3. Forward Guidance and Outlook

  • 2026 Guidance:
    • Organic growth is now expected to be in the range of 3% to 4%, reflecting the exclusion of the immunodiagnostics business.
    • Adjusted operating margins are projected at 28.4%, up 40 basis points from previous guidance.
    • Adjusted EPS is now forecasted at $5.20 to $5.30, reflecting a $0.15 reduction due to the divestiture.
  • Q2 2026 Expectations: Pro forma organic growth is anticipated to be between 2% to 3%, with total revenue expected to range from $699 million to $707 million.

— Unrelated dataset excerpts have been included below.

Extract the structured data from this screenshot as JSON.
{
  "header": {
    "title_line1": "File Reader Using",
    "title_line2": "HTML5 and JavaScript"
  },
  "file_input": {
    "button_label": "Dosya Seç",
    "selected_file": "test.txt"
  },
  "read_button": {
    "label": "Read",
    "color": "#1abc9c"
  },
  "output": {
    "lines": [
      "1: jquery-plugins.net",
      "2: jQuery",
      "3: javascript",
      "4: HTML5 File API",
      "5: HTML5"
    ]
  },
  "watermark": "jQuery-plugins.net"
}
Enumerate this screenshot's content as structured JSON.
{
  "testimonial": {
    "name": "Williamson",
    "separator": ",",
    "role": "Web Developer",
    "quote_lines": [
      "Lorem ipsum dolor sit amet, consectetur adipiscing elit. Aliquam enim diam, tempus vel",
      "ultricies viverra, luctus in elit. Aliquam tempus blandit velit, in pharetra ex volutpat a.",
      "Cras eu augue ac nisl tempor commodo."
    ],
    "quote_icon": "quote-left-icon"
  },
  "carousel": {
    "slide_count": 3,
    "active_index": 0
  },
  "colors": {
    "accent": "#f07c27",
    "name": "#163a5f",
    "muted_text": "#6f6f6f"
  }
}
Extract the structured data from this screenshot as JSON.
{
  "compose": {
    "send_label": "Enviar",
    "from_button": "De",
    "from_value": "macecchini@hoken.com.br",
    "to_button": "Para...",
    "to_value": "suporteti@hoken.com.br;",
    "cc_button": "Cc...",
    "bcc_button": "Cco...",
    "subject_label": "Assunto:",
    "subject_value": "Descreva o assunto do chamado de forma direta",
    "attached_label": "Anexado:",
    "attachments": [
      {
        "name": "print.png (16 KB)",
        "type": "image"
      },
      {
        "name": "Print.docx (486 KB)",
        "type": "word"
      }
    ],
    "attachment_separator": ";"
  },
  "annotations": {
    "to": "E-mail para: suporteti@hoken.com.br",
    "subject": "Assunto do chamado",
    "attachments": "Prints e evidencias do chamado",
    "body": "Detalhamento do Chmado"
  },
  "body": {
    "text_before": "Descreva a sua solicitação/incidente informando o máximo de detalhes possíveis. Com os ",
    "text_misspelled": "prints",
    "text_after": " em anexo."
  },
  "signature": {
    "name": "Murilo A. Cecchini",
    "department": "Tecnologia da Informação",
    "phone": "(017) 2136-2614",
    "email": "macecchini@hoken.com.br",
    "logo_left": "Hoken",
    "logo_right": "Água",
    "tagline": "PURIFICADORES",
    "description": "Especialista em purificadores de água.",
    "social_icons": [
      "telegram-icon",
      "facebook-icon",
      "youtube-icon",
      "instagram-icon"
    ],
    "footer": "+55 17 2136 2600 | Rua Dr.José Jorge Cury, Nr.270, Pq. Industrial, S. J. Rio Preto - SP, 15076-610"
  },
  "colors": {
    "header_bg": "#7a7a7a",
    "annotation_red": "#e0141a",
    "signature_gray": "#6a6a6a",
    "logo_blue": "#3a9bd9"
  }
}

4. Bad News, Challenges, or Points of Concern

  • China Market Challenges: The immunodiagnostics business in China faced persistent headwinds due to policy-induced issues affecting demand and pricing. The divestiture reflects ongoing challenges in this market.
  • Cautious Outlook: Despite positive trends, Revvity remains prudent in its forward-looking assumptions due to potential volatility in customer spending and regulatory changes.
  • Software Business Volatility: The software segment is expected to face tougher comparisons in Q2, with anticipated declines of approximately 20% in organic growth.

5. Notable Q&A Insights

  • Customer Engagement: Strong engagement and excitement around new software offerings were highlighted, particularly in partnerships with major pharma companies.
  • Reagents Business Stability: There are signs of improvement in the reagents business, with positive mid-single-digit growth noted, indicating a potential recovery in demand.
  • Future M&A Activity: Revvity remains open to acquisitions but is currently focused on share buybacks, indicating a strategic shift towards optimizing capital allocation.
  • Operational Efficiency: Cost efficiency initiatives are on track to enhance margins, with expectations for significant benefits starting in the second half of 2026.

Overall, Revvity's Q1 2026 results reflect a strong start to the year, driven by strategic divestitures and growth in key segments, while also navigating challenges in specific markets and maintaining a cautious outlook for the remainder of the year.